Prospect for the WFP

There's a great story about the WFP by Greg Sargent in the new issue of The American Prospect.

If you have a subscription to the Prospect, you can read it at home or here.

If you don't have subscription to the Prospect, you should, and can get one here. While that's beng processed, you can read a .PDF version of the article here.

A few highlights:
[The] Working Families Party (WFP), based in New York, has become that rare thing in American politics: a progressive success story.

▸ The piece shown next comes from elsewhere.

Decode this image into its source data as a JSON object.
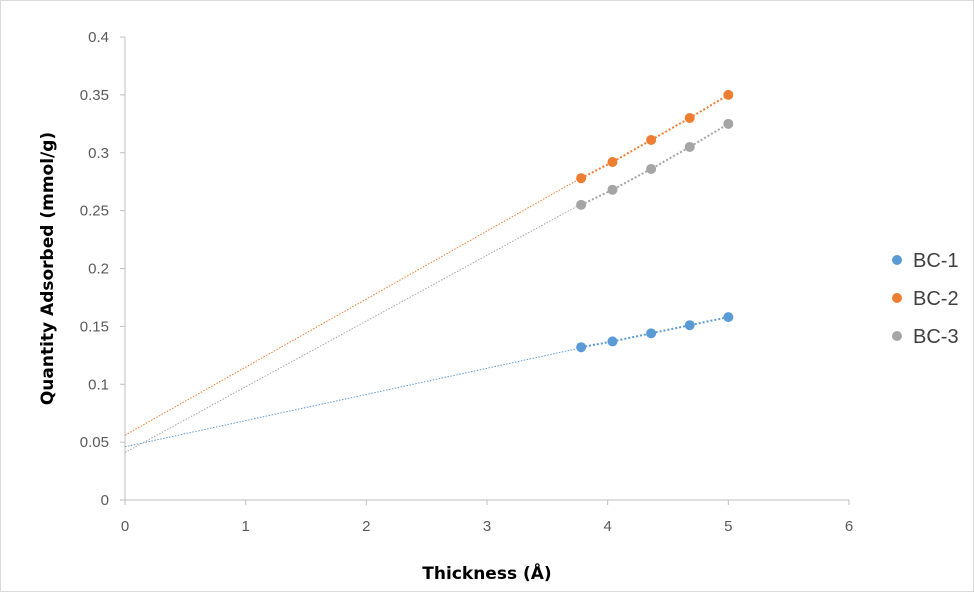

It has built itself into a powerhouse on its home turf, and, though you’ve probably never heard of it if you live outside the state, you may be hearing more about it soon, because it’s now on the cusp of going national -- and in time may even prove to have an impact on national politics.

[snip]

The WFP’s focus on Democrats has enabled it to accumulate surprising influence over Democratic officials, yanking them left on economic issues like the minimum wage, which the party was instrumental in helping to raise in New York State, in exchange for its support. Indeed, at a time when Democrats nationally have muted their economically populist rhetoric, the WFP has unfurled a banner of unabashed economic populism. It has managed to get working people of all ideological stripes in New York to listen to its bread-and-butter platform of higher wages, expanded public investment in health care and education, and opposition to shipping jobs overseas.

[snip]

Cantor insists that his party has unlocked the code that will crack what he calls the Democrats’ "What’s the Matter with Kansas" problem -- the recent failure of Democrats to get blue-collar whites to focus on economic issues rather than cultural politics. This is possible, Cantor argues, because minor parties aren’t under the same pressure as major ones are to talk about their positions on all issues including hot-button cultural ones. The WFP avoids these issues by and large, and therefore doesn’t have the cultural baggage that the Democratic Party does. The WFP’s freedom to speak single-mindedly about “kitchen table” issues, Cantor claims, allows it to make a strong case to Republican-trending voters who can vote their economic interest -- that is, for the Democrat on the WFP line -- without endorsing the Democratic positions that repel them.